Topological Defects, Surface Geometry and Cohesive Energy of Twisted Filament Bundles

Abstract: Cohesive assemblies of filaments are a common structural motif found in diverse contexts, ranging from biological materials such as fibrous proteins, to artificial materials such as carbon nanotube ropes and micropatterned filament arrays. In this paper, we analyze the complex dependence of cohesive energy on twist, a key structural parameter of both self-assembled and fabricated filament bundles. Based on the analysis of simulated ground states of cohesive bundles, we show that the non-linear influence of twist derives from two distinct geometric features of twisted bundles: (i) the geometrical frustration of inter-filament packing in the bundle cross-section; and (ii) the evolution of the surface geometry of bundles with twist, which dictates the cohesive cost of non-contacting filaments at the surface.
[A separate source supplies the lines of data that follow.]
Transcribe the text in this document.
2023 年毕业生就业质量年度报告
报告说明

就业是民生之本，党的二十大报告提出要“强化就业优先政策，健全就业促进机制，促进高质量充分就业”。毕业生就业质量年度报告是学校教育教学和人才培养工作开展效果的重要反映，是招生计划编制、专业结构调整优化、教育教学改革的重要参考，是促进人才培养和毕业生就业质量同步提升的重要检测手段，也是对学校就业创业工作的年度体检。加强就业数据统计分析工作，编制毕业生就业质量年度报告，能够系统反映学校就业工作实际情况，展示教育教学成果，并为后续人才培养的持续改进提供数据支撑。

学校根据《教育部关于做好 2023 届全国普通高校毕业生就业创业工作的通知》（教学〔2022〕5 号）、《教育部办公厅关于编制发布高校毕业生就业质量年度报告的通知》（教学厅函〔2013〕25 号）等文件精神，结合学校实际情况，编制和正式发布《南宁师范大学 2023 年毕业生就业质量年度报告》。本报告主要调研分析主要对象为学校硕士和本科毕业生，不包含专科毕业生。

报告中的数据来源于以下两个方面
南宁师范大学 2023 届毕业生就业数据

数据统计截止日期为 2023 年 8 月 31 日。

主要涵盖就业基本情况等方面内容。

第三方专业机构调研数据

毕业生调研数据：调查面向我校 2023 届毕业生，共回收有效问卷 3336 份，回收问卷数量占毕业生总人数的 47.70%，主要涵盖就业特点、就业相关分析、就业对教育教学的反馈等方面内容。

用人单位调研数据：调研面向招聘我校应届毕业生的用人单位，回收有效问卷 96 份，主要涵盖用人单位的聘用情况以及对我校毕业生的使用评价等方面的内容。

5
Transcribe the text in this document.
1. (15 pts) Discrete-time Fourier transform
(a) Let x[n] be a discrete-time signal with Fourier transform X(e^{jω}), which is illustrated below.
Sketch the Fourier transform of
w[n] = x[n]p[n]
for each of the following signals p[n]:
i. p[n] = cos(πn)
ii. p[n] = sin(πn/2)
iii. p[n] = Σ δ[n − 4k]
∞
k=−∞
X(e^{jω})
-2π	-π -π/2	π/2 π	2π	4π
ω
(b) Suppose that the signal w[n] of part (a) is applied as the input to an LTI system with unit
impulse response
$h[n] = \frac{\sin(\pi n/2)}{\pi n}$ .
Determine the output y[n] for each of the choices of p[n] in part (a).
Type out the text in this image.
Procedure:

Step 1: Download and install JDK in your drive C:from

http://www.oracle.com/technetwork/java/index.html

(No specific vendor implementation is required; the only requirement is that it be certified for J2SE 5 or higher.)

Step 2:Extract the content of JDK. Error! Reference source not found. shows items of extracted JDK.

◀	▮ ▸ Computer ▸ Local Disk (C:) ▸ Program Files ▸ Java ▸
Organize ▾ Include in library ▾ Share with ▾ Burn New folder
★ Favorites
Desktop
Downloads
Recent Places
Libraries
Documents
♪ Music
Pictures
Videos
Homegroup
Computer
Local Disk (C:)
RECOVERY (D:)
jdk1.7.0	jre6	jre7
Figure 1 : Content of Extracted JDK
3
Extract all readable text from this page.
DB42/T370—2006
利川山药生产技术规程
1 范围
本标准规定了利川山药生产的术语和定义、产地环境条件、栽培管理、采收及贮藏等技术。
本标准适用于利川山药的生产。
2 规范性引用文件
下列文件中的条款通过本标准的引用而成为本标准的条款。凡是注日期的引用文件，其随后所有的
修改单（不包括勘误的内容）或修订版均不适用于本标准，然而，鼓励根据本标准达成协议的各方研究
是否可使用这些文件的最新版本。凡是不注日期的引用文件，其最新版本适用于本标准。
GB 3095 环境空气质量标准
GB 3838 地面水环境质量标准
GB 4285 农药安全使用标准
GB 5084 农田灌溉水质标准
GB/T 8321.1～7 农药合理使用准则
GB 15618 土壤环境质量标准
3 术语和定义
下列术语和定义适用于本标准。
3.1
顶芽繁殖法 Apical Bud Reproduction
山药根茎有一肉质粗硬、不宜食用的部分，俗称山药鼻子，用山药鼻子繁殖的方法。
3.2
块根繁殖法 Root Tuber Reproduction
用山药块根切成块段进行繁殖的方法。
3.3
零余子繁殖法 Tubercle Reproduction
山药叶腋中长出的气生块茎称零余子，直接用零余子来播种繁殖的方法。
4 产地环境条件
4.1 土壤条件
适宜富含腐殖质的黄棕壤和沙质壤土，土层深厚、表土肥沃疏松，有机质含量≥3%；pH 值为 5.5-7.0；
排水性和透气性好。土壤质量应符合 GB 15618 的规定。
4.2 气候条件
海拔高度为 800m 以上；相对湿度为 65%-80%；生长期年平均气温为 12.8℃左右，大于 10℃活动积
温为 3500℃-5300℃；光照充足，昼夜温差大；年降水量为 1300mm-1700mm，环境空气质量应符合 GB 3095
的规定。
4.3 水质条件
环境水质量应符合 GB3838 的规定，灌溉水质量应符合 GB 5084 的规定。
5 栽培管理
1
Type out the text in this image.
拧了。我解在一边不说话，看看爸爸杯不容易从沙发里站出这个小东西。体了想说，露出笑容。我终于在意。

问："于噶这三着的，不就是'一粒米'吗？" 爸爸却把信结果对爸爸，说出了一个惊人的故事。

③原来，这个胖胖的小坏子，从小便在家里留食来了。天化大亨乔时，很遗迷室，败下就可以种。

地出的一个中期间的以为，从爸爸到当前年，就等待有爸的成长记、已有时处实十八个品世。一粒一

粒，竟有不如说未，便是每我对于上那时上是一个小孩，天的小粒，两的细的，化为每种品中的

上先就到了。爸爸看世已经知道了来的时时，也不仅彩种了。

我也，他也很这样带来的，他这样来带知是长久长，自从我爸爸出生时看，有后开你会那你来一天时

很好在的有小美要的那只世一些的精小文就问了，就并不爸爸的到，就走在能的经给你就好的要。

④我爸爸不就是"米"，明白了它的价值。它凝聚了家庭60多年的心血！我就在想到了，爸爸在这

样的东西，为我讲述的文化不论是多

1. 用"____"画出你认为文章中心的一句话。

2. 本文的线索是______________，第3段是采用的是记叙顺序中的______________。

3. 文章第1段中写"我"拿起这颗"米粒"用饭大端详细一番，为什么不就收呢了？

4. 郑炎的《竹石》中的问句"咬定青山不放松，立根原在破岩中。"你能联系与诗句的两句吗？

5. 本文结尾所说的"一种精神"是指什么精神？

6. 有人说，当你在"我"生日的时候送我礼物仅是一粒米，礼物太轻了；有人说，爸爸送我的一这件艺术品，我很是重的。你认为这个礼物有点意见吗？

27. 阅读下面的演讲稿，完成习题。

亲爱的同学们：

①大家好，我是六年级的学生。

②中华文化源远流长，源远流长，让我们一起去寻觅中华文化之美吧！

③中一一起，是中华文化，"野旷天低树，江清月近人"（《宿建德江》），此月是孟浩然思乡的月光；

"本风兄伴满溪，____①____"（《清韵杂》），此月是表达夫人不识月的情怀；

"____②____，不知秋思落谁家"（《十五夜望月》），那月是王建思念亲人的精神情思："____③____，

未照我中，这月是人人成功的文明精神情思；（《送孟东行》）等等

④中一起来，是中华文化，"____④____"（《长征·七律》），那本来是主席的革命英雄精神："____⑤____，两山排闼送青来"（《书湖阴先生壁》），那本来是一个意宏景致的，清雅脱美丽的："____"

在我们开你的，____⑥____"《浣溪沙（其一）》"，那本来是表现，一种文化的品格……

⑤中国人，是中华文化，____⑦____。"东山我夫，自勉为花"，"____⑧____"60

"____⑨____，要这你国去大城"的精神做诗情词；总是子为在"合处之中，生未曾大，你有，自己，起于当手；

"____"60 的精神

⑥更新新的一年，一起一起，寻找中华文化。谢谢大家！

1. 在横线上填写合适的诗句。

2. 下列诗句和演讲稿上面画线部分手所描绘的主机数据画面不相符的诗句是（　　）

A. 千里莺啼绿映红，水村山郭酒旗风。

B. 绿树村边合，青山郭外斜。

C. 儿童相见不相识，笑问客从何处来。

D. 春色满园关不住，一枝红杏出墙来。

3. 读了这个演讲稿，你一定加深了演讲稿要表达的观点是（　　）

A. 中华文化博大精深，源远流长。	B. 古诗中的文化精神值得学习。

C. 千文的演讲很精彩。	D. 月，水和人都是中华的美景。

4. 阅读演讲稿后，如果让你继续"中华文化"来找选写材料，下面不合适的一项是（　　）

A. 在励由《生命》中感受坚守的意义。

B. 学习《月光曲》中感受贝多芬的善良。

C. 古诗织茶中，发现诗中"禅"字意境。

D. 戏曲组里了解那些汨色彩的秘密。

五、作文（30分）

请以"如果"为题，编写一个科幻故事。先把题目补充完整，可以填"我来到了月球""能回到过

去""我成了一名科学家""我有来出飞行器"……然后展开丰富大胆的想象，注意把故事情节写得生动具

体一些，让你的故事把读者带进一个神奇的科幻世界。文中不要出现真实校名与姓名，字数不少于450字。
Packing frustration in the bundle core gives rise to the appearance of a universal sequence of topological defects, excess 5-fold disclinations, with increasing twist, while the evolution of filament contact at the surface of the bundle generically favors twisted geometries for sufficiently long filaments. Our analysis of both continuum and discrete models of filament bundles shows that, even in the absence of external torque or intrinsic chirality, cohesive energy universally favors twisted ground states above a critical (length/radius) aspect ratio and below a critical filament stiffness threshold.